Andrew Breitbart has become an iconic and beloved figure on the right, so it’s hard to imagine his eponymous empire could be in danger of losing conservative support just one year after his passing. But if recent events are a harbinger of things to come, that’s at least a possibility.
It all started last October, when BuzzFeed’s McKay Coppins penned a controversial piece, arguing the outlet was “plagued by an unusual degree of disorganization and rampant infighting…”
The report might have been easily dismissed, had it not been soon revealed that Breitbart.com’s Dana Loesch was suing Breitbart.com LLC for $75k in a dispute over her contract.
Around that same time, Breitbart.com began poaching (and attempting to poach) writers from other center-right outlets, including TheDC — a move not likely to engender goodwill from friendly competitors.
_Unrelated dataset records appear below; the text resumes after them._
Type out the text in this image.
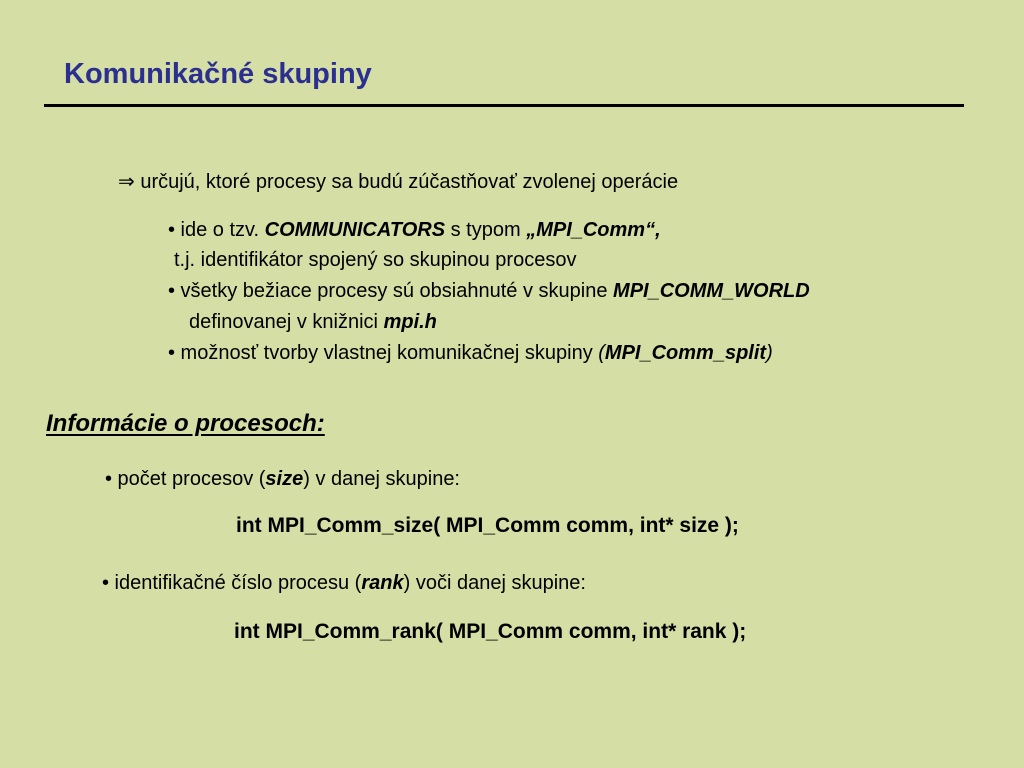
Komunikačné skupiny
⇒ určujú, ktoré procesy sa budú zúčastňovať zvolenej operácie
• ide o tzv. COMMUNICATORS s typom „MPI_Comm“,
t.j. identifikátor spojený so skupinou procesov
• všetky bežiace procesy sú obsiahnuté v skupine MPI_COMM_WORLD
definovanej v knižnici mpi.h
• možnosť tvorby vlastnej komunikačnej skupiny (MPI_Comm_split)
Informácie o procesoch:
• počet procesov (size) v danej skupine:
int MPI_Comm_size( MPI_Comm comm, int* size );
• identifikačné číslo procesu (rank) voči danej skupine:
int MPI_Comm_rank( MPI_Comm comm, int* rank );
A couple months later, Breitbart’s Ben Shapiro drew controversy over the “Friends of Hamas” brouhaha, prompting the Washington Examiner’s David Freddoso to write: “The crew at Breitbart has never accepted such behavior from liberal mainstream journalists in the past, nor should they in the future.”
To be sure, center-right media outlets frequently come under attack from the mainstream media — and sometimes even from each other — but the amount of “friendly fire” directed at Breitbart.com lately seems unusual and noteworthy. And it has only accelerated in recent weeks.
And much of the infighting seems to boil down to a Breitbart.com vs. RedState.com schism. This is no small thing, since RedState is arguably the most influential conservative “blog” in the nation.
Loesch (apparently released from her Breitbart.com contract) landed at RedState — and just last week, Breitbart’s John Nolte engaged in a feud with RedState’s Ben Howe over a column the latter penned at BuzzFeed (which was critical of film trailer produced by Tea Party Patriots).
Most recently, RedState’s Erick Erickson sided with the RNC over a Breitbart reporter.
Here’s the back story: In the last five days, Breitbart’s Michael Patrick Leahy has written no less than five stories about comments made by the RNC’s chief of staff Mike Shields — alleging that he referred to conservatives as, “the professional right.”
To give you an idea of the tone, Leahy titled his first story, “RNC Declares War on Conservatives.”
But some conservatives are quietly disputing Leahy’s reporting. A “bunch of people who attended the meeting are defending Mike Shields,” wrote Erickson. “They tell me he was mischaracterized.”
“I agree with Mike Shields and I’m glad he said it,” Erickson added.